Probiyotikler, hücrenin çoğalmasını ve hayatta kalmasını destekleyici etkiye sahip olup, bağırsak epitel bariyerlerinin yapısını değiştirir. Bağışıklık sisteminin modüle edilmesini sağlaması en güçlü etkileri arasındadır. Probiyotikler, belirli posa türlerini fermente edebilme özelliğine sahiptir. Buna bağlı olarak propiyonat, asetik asit ve bütirat gibi kısa zincirli yağ asitlerinin üretimini destekler. Kısa zincirli yağ asitleri; antikanser, antiinflamasyon ve antioksidan aktiviteyi arttırıcıdır. Probiyotikler; diyare tedavisinde, ülseratif kolit ve crohn hastalığı üzerinde de olumlu etkiye sahiptir.
Liu, Y., PhD, Q. Tran, D., MD, Rhoads, M., & MD. (2018). Probiotics in Disease Prevention and Treatment. Journal of clinical pharmacology, 1-2-5-8.
Nazir, Y., Hussain, S. A., Hamid, A. A., & Song, Y. (2018).

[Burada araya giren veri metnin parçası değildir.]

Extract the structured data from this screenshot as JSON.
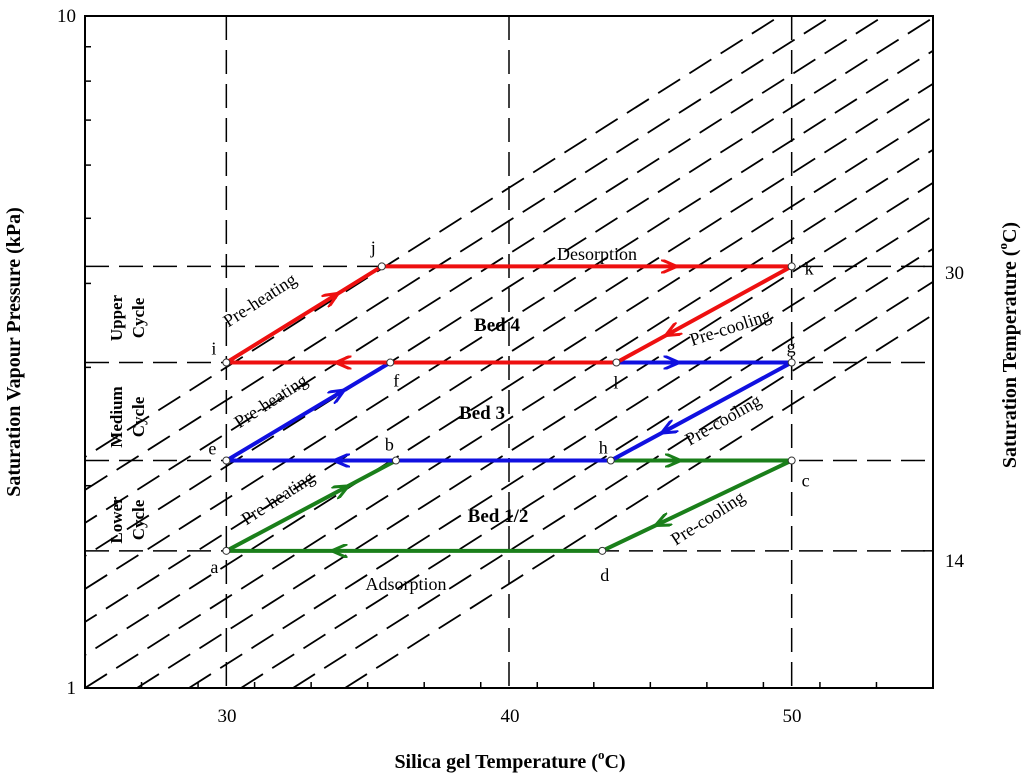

Probiotics and Their Potential Preventive and Therapeutic Role for Cancer, High Serum Cholesterol, and Allergic and HIV Diseases. BioMed Research International, 1-2-3.
Sezen, A. (2013). Prebiyotik, Probiyotik ve Sinbiyotiklerin İnsan ve Hayvan Sağlığı Üzerine Etkileri. Atatürk Üniversitesi Veteriner Bilimleri Dergisi, 249-250-254.